Aguilera put his money where his mouth was. At one of the conspiracy meetings he famously announced that he was ready and willing to sell all his private property at market value to raise funds for arming the new Cuban Army of Independence. The following day, he published an ad in Bayamo's major newspaper offering all his properties, buildings, and livestock, which included 35,000 head of cattle and 4,000 horses, for sale.

Aguilera held many positions in the Cuban Army, including Major General, Minister of War, Vice President of the Republic, and Commander-in-Chief of the Eastern District.

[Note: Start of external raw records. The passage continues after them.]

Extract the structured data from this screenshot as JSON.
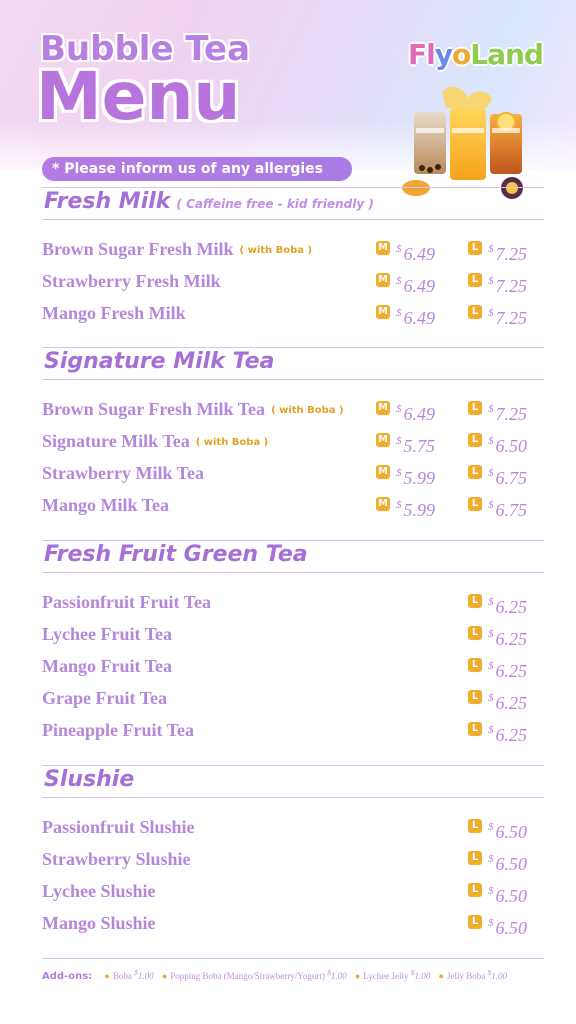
{
  "header": {
    "title_line1": "Bubble Tea",
    "title_line2": "Menu",
    "logo_parts": [
      "Fl",
      "y",
      "o",
      "Land"
    ],
    "allergy_note": "* Please inform us of any allergies"
  },
  "sections": [
    {
      "title": "Fresh Milk",
      "subtitle": "( Caffeine free - kid friendly )",
      "items": [
        {
          "name": "Brown Sugar Fresh Milk",
          "tag": "( with Boba )",
          "m": "6.49",
          "l": "7.25"
        },
        {
          "name": "Strawberry Fresh Milk",
          "tag": "",
          "m": "6.49",
          "l": "7.25"
        },
        {
          "name": "Mango Fresh Milk",
          "tag": "",
          "m": "6.49",
          "l": "7.25"
        }
      ]
    },
    {
      "title": "Signature Milk Tea",
      "subtitle": "",
      "items": [
        {
          "name": "Brown Sugar Fresh Milk Tea",
          "tag": "( with Boba )",
          "m": "6.49",
          "l": "7.25"
        },
        {
          "name": "Signature Milk Tea",
          "tag": "( with Boba )",
          "m": "5.75",
          "l": "6.50"
        },
        {
          "name": "Strawberry Milk Tea",
          "tag": "",
          "m": "5.99",
          "l": "6.75"
        },
        {
          "name": "Mango Milk Tea",
          "tag": "",
          "m": "5.99",
          "l": "6.75"
        }
      ]
    },
    {
      "title": "Fresh Fruit Green Tea",
      "subtitle": "",
      "items": [
        {
          "name": "Passionfruit Fruit Tea",
          "tag": "",
          "m": "",
          "l": "6.25"
        },
        {
          "name": "Lychee Fruit Tea",
          "tag": "",
          "m": "",
          "l": "6.25"
        },
        {
          "name": "Mango Fruit Tea",
          "tag": "",
          "m": "",
          "l": "6.25"
        },
        {
          "name": "Grape Fruit Tea",
          "tag": "",
          "m": "",
          "l": "6.25"
        },
        {
          "name": "Pineapple Fruit Tea",
          "tag": "",
          "m": "",
          "l": "6.25"
        }
      ]
    },
    {
      "title": "Slushie",
      "subtitle": "",
      "items": [
        {
          "name": "Passionfruit Slushie",
          "tag": "",
          "m": "",
          "l": "6.50"
        },
        {
          "name": "Strawberry Slushie",
          "tag": "",
          "m": "",
          "l": "6.50"
        },
        {
          "name": "Lychee Slushie",
          "tag": "",
          "m": "",
          "l": "6.50"
        },
        {
          "name": "Mango Slushie",
          "tag": "",
          "m": "",
          "l": "6.50"
        }
      ]
    }
  ],
  "size_labels": {
    "m": "M",
    "l": "L"
  },
  "currency": "$",
  "addons": {
    "label": "Add-ons:",
    "items": [
      {
        "name": "Boba",
        "price": "1.00"
      },
      {
        "name": "Popping Boba (Mango/Strawberry/Yogurt)",
        "price": "1.00"
      },
      {
        "name": "Lychee Jelly",
        "price": "1.00"
      },
      {
        "name": "Jelly Boba",
        "price": "1.00"
      }
    ]
  },
  "colors": {
    "accent": "#b487db",
    "badge": "#f0ad2d",
    "heading": "#a66fd6"
  }
}
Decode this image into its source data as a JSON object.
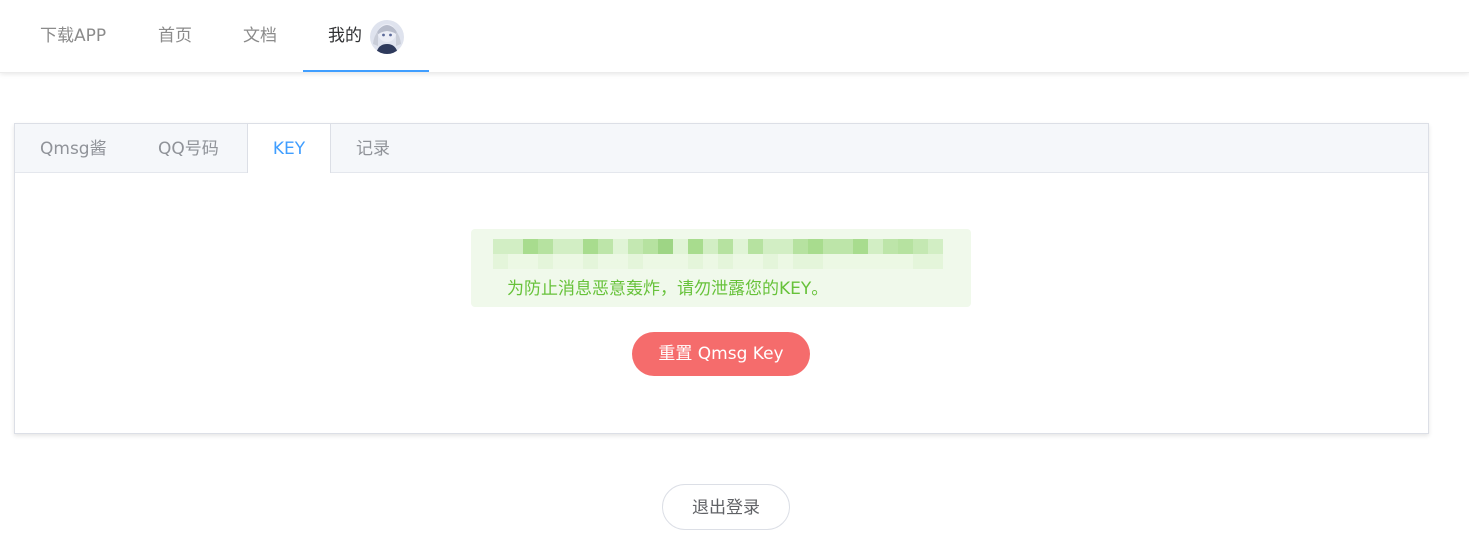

While in command of the army he was distinguished for courage and ability, taking part in person in many engagements and skirmishes.

==Emancipation of slaves==

Upon the outbreak of war in 1868, Aguilera freed all 500 of his slaves, an illegal action under the Spanish law in effect in Cuba at that time, and joined ranks with many of them to retake the city of Bayamo from the Spanish. Many of his ex-slaves became soldiers and officers in the War of Independence.

==Death==

In 1871, Aguilera went to New York City to raise funds for the war effort. He had given everything away for the cause of Cuban independence. Aguilera died completely destitute after a brief bout with throat cancer in his apartment at 223 West 30th Street in New York on February 22, 1877. The Cuban Republic honored Aguilera by printing his image on the Cuban $100 peso bill that was in circulation prior to the 1959 communist revolution.

== Mausoleum ==
Aguilera's remains have been kept in Bayamo since 1910. However, the history of the transfer of his remains to his homeland and the consequent burials is so rich that they are well worth another journalistic report.

His remains were taken from the San Juan cemetery so that it would not be transferred to the Santiago necropolis of Santa Ifigenia Cemetery.

In 1958, the mausoleum was inaugurated in his homage. His remains currently rest in its base.

Not far from this, monuments to other notable Bayamese rise, and they are collectively called Retablo de los Héroes.